Mr. Sims glanced at him sharply, and then, to the extreme astonishment of Mr. Gunnill, snatched up the relics and, wrapping them up in the paper, dashed out of the house. Mr. Gunnill turned a look of blank inquiry upon Mr. Drill.
“It wasn’t Cooper’s number on the helmet,” said that gentleman.
“Eh?” shouted Mr. Gunnill.
“How do
you know?” inquired Selina.
“I just happened to notice,” replied Mr. Drill. He reached down as though to take up the carpet-bag which he had placed by the side of his chair, and then, apparently thinking better of it, leaned back in his seat and eyed Mr. Gunnill.
“Do you mean to tell me,” said the latter, “that he’s been and upset the wrong man?”
Mr. Drill shook his head. “That’s the puzzle,” he said, softly.
He smiled over at Miss Gunnill, but that young lady, who found him somewhat mysterious, looked away and frowned. Her father sat and exhausted conjecture, his final conclusion being that Mr. Sims had attacked the first policeman that had come in his way and was now suffering the agonies of remorse.

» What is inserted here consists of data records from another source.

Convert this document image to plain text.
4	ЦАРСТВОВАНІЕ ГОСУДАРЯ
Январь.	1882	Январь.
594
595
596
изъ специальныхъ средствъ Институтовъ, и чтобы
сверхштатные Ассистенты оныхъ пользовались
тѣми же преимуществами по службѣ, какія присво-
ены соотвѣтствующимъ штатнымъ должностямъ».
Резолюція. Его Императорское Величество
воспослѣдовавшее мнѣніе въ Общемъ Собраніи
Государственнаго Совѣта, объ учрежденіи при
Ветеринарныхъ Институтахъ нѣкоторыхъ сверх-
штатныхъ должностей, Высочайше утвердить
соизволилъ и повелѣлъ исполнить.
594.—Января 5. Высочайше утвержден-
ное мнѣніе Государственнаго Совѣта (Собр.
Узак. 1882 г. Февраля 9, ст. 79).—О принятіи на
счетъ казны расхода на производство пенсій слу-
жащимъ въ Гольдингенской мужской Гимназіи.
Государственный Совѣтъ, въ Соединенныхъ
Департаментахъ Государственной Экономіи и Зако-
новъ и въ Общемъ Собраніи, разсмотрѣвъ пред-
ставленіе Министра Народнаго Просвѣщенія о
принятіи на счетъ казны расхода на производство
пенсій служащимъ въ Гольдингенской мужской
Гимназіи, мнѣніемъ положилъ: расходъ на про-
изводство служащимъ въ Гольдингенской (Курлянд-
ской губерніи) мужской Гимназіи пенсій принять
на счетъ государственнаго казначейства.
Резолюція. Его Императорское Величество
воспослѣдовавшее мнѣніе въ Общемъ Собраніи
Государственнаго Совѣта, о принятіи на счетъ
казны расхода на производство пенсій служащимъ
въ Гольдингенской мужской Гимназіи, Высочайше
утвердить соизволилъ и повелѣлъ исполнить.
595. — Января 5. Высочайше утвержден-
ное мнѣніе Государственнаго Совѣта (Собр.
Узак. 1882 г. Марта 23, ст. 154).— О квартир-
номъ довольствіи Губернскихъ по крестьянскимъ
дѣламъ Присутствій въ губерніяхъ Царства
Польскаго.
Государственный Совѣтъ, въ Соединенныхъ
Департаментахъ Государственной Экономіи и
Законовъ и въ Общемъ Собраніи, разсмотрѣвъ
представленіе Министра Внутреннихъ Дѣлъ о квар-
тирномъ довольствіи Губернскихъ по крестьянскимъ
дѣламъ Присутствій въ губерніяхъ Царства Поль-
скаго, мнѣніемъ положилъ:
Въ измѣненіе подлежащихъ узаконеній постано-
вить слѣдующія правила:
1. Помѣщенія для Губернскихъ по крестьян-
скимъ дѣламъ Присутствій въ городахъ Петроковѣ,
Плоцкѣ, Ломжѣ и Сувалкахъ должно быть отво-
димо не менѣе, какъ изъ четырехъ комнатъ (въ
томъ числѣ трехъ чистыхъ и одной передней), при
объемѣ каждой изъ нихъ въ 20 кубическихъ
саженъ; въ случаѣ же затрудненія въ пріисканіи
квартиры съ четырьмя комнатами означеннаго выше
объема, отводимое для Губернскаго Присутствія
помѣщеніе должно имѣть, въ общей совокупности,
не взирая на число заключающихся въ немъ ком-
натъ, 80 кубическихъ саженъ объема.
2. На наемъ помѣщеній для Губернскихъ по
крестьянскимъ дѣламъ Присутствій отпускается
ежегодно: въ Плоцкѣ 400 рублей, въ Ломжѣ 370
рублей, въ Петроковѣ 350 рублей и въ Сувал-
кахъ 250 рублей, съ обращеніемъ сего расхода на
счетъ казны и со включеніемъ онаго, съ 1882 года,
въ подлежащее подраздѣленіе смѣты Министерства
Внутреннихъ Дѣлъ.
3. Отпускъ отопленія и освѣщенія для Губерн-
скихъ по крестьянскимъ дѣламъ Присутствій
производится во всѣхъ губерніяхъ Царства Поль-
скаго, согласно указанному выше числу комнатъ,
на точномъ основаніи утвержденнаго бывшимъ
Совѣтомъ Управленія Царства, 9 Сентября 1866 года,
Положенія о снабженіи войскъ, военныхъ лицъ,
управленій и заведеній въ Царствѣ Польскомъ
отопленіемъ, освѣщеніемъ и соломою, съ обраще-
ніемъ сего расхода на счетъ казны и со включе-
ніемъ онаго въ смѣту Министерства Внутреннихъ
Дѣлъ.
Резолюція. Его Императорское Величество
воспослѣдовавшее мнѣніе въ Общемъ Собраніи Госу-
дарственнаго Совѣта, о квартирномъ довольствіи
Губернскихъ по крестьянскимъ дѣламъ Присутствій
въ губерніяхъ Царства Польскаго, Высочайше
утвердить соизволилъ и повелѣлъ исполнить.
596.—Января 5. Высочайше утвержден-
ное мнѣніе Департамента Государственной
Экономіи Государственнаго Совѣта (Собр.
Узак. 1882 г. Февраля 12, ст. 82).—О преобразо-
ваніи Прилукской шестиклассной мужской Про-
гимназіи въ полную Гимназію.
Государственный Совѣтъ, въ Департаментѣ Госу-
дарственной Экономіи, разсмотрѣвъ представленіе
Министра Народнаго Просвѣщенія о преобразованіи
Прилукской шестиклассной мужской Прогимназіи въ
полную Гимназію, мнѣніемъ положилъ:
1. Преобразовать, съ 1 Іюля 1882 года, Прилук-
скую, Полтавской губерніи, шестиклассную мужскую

He raised his head sharply at the sound of hurried footsteps outside. There was a smart rap at the street door, then the handle was turned, and the next moment, to the dismay of all present, the red and angry face of one of Mr. Cooper’s brother-constables was thrust into the room.
Mr. Gunnill gazed at it in helpless fascination. The body of the constable garbed in plain clothes followed the face and, standing before him in a menacing fashion, held out a broken helmet and staff.

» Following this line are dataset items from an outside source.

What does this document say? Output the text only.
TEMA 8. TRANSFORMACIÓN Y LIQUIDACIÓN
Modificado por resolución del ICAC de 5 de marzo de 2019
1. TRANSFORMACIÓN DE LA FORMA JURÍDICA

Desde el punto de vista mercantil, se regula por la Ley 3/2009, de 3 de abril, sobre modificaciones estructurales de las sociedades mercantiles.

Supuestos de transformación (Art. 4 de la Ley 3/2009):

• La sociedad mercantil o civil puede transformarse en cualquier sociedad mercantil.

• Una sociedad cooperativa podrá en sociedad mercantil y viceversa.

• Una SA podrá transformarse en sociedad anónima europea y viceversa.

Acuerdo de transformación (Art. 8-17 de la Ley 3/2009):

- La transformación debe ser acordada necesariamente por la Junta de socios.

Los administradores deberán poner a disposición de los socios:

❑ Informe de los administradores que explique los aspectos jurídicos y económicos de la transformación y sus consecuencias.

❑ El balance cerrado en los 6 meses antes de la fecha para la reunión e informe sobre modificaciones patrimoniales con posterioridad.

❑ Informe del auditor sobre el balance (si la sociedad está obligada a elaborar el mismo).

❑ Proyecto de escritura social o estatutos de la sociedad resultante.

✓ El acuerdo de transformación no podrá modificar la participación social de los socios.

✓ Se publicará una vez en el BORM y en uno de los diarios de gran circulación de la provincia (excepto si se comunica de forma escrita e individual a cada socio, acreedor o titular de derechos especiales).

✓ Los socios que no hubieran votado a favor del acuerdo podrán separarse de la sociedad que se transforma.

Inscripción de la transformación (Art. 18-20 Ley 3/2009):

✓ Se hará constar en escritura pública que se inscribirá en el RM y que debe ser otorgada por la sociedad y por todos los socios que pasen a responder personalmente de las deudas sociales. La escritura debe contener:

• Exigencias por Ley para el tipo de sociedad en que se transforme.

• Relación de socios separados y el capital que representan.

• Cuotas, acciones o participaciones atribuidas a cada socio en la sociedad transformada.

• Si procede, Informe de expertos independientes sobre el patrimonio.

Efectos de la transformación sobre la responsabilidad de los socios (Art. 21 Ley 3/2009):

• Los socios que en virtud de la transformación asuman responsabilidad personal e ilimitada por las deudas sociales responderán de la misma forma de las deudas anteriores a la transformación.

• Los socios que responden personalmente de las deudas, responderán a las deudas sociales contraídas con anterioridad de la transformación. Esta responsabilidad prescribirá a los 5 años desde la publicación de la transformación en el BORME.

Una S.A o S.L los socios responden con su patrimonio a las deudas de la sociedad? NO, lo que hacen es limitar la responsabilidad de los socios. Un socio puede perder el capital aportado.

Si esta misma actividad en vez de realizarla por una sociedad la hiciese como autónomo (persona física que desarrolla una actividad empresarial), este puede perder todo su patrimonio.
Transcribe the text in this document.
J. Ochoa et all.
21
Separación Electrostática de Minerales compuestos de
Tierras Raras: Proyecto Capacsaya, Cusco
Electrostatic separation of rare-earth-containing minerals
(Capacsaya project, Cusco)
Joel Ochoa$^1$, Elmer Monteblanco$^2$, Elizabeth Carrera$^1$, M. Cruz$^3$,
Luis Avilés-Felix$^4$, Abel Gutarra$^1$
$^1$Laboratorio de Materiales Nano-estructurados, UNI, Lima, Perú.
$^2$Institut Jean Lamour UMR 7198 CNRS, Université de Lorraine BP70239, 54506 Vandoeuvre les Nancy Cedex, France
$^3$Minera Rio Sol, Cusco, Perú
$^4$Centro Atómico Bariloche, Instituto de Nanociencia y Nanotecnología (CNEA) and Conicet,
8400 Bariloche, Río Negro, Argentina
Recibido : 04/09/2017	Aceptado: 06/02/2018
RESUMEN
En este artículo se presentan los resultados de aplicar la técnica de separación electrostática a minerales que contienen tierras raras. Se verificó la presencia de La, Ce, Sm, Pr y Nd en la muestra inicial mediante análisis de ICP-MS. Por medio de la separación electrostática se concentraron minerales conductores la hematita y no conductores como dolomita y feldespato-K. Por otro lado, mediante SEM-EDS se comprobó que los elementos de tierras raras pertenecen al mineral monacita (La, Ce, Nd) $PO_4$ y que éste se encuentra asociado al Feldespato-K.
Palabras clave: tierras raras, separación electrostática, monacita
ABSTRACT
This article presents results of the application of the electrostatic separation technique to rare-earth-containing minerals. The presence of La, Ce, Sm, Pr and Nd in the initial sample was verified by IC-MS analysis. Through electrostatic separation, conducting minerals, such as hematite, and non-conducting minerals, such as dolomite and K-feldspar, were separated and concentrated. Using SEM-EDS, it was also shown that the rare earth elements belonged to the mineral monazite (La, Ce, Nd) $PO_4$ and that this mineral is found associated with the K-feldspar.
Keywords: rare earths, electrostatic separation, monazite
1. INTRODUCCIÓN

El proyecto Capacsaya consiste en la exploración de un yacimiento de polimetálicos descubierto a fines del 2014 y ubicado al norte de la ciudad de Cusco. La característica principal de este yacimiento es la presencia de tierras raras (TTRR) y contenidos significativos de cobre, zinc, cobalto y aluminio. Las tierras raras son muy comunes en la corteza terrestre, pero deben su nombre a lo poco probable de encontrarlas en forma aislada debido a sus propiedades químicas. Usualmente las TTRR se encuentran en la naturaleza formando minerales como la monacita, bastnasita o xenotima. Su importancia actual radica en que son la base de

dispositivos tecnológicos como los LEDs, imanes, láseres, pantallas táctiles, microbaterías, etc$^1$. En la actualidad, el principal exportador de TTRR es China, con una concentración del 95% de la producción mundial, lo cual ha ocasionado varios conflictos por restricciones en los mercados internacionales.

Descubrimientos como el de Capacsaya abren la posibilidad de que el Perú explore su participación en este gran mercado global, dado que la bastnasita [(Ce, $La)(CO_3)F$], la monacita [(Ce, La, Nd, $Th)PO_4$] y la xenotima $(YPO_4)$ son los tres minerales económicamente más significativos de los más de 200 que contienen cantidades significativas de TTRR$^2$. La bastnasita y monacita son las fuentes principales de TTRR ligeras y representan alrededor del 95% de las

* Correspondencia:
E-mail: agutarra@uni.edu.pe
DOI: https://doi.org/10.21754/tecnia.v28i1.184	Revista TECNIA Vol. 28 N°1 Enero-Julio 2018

“Have you seen these afore?” he inquired, in a terrible voice.
“No,” said Mr. Gunnill, with an attempt at surprise. “What are they?”
“I’ll tell you what they are,” said Police-constable Jenkins, ferociously; “they’re my helmet and truncheon. You’ve been spoiling His Majesty’s property, and you’ll be locked up.”
“Yours?” said the astonished Mr. Gunnill.
“I lent ’em to young Sims, just for a joke,” said the constable. “I felt all along I was doing a silly thing.”
“It’s no joke,” said Mr. Gunnill, severely. “I’ll tell young Herbert what I think of him trying to deceive me like that.”
“Never mind about deceiving,” interrupted the constable. “What are you going to do about it?”